I know that a more stable way of creating a template is to use tables and avoid text boxes. However, my coworker has a difficult time with tables. Is there any way to use text and picture boxes while ensuring exact positioning so that distortion does not occur?

Thank you for any assistance.
 
I take it the pictures are anchored right.

Try saving it as Word 2003 file and see if problem still exists.

I don't particularly care about apathy
 
Word is NOT a layout application. Never has been, and most likely (and I hope) never will be. It is a word processor, with the emphasis on word. Not images and text.

Further, Word displays content as defined by the local printer driver. So that what looks "perfect" on one machine will not look the same on another machine...if that other machine is using a different printer driver.

So...

"Is there any way to use text and picture boxes while ensuring exact positioning so that distortion does not occur? "

Yes, on your machine (to certain extent); no if you are talking about a guarantee that it will look precisely the same on ANY other machine you send it to.

"Exact positioning" can be sort of, kind of, faked in Word, but exact positioning is a function of a layour application, and Word is not a layout application.

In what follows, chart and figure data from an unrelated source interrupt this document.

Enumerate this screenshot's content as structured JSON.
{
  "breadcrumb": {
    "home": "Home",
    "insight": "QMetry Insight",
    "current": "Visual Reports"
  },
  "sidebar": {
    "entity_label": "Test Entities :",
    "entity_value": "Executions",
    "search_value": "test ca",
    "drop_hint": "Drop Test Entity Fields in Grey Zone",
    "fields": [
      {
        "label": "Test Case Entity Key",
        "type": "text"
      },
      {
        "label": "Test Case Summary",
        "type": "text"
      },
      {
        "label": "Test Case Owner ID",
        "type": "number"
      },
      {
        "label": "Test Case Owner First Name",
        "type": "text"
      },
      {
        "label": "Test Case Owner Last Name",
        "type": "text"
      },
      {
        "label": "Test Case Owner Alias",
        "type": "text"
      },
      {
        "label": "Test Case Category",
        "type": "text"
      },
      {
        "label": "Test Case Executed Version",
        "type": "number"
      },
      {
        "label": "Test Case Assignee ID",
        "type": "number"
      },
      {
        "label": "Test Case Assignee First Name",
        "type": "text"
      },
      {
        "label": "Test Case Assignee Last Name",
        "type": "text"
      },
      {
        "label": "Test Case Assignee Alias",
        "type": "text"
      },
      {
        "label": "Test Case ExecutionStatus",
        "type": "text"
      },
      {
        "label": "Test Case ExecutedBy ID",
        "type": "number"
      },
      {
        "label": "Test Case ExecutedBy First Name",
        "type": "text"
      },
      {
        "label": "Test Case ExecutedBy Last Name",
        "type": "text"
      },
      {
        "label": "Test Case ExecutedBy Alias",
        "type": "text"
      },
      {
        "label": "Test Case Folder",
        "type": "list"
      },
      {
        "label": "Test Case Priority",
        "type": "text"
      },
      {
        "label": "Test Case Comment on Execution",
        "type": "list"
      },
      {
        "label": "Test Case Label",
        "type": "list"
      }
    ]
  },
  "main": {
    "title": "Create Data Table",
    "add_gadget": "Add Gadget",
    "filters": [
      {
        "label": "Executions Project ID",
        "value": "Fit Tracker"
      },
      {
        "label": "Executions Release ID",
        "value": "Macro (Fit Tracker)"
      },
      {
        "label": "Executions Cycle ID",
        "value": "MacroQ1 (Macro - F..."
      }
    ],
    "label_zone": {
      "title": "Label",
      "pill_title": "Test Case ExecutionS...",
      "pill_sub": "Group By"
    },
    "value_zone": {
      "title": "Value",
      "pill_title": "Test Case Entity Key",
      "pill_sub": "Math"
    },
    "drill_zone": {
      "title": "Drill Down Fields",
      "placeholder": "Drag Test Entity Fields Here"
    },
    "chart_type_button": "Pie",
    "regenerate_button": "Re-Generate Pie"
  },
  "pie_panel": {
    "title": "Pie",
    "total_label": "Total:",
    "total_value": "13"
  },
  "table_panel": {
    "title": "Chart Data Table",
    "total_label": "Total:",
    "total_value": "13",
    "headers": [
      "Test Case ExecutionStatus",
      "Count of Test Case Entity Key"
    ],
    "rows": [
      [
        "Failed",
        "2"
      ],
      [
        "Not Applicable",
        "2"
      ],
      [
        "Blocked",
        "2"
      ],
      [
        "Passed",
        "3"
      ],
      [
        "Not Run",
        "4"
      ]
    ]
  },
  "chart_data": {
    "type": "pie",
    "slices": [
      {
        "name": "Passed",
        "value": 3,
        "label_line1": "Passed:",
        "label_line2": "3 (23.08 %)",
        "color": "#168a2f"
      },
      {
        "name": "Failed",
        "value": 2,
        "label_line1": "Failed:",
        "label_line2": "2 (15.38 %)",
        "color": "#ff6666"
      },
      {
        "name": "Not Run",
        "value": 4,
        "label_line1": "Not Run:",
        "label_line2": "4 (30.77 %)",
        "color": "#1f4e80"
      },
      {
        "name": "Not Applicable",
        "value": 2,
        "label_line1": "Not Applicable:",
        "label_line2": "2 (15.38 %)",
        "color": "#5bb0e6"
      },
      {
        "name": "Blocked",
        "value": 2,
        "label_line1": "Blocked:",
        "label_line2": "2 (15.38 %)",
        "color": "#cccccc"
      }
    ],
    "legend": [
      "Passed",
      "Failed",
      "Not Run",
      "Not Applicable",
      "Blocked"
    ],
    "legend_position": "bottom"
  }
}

That being said, I agree with xlhelp, try saving it as 2003. You may get better results.

Gerry
 
Is there a better application to use... the original newsletter was created in publisher, but I'm not aware of how to mail merge using a publisher doc and an excel report. Another thought was to save the file as a pdf, thus preserving the layout, but this would be an attachment as opposed to showing up in the body of a msg.
 
If you want consistent format, use a PDF attachment. Using Word to attempt consistent format in a message body is problematic.